SHIFTS IN BUDGET FROM THE PAST:

  1. Higher capex spend is being paid for by disinvestment and privatisation. Effectively, therefore, non-core public-sector assets that don’t generate positive externalities — and, in fact, potentially distort the sectors they compete in — are expected to be replaced with much-needed physical and social infrastructure, which typically emanate positive externalities and necessarily suffer from under-provisioning by the private sector. If successfully executed , this will not be a case of selling the family silver to pay a credit card bill. 
  2. Intellectual departure is how the budget envisions infrastructure financing. In stark contrast to the PPP model — where the private sector had to grapple with upstream implementation and regulatory risk, which it often struggled with – infrastructure will now be financed off public sector balance sheets and, once operational and viable, will be monetised so as to recycle proceeds into the next project.
  3. In theory, this is the appropriate division of public-private risk sharing. It marries the public sector’s ability to better mitigate upstream risk while banking on the glut of global liquidity potentially attracted to downstream projects.
  4. Shift is towards more conservative and transparent fiscal accounting. There has been much focus on bringing the Food Corporation of India (FCI) liabilities back on the budget. Less appreciated is the conservatism with which tax revenues have been budgeted for.

 

WAY AHEAD:

  1. Budget’s impact on shaping the macroeconomic narrative will depend on the speed and efficacy of implementation on both sides of the ledger: Simultaneously building and selling public assets.
  2. It will be important, for instance, to front-load disinvestment and strategic sales to take advantage of buoyant equity markets before global central banks become more cautious.
  3. It will be equally important to identify shovel-ready projects to deliver the promised public investment in time.
  4. With debt likely to rise to almost 90 per cent of GDP this year, it’s now incumbent on all stakeholders to consistently deliver the 10 per cent nominal GDP growth that’s needed to first stabilise debt at these levels and then bring it down.
  5. Fiscal policy is being appropriately counter-cyclical at the moment, it must be equally nimble in the other direction.
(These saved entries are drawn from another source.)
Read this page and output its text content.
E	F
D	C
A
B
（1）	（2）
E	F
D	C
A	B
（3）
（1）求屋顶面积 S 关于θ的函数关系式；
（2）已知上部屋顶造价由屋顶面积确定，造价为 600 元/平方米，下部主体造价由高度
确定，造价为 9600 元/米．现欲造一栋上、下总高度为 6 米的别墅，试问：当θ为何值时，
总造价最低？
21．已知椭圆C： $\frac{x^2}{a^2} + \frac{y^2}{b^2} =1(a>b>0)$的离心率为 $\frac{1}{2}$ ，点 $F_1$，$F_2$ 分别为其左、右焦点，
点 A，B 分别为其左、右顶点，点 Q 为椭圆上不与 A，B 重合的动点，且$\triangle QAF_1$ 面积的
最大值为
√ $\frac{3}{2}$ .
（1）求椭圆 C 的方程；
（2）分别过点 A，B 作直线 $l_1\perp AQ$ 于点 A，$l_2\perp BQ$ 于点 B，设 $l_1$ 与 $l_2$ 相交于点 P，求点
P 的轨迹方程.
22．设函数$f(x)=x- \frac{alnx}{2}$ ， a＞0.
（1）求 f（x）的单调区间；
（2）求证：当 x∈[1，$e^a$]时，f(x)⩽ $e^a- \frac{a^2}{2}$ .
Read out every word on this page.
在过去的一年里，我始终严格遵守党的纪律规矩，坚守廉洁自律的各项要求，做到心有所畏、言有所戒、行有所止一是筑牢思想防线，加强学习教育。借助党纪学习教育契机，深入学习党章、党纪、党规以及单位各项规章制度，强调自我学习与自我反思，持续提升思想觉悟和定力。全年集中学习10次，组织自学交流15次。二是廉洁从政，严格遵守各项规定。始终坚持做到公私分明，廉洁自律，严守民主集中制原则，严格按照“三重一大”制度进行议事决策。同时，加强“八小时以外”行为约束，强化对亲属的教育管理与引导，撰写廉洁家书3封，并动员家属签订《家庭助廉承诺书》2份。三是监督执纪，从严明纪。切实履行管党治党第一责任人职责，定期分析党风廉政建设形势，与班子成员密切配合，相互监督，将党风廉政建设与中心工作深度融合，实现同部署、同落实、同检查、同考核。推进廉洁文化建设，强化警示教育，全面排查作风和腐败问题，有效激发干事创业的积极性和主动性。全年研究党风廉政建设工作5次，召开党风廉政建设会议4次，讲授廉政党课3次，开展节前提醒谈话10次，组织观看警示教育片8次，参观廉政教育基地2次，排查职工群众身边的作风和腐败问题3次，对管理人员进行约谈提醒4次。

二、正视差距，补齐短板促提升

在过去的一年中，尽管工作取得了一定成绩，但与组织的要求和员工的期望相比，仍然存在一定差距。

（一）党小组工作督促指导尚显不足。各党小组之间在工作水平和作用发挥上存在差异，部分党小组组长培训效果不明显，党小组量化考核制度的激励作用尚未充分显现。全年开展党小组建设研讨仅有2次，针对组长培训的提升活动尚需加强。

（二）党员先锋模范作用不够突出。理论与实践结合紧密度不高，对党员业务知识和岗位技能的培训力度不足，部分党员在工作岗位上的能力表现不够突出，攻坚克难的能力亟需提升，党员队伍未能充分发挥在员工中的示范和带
When the recovery gets more entrenched, policy support should be withdrawn with equal speed and alacrity.
  6. The more relaxed fiscal glide path should be treated as a ceiling, with the actual path tied intimately to the pace of the recovery.

 

CONCLUSION:

  1. The budget must be commended for embarking on important paradigm shifts. But its success, and in turn the sustainability of India’s recovery, will now come down squarely to policy execution and coordination.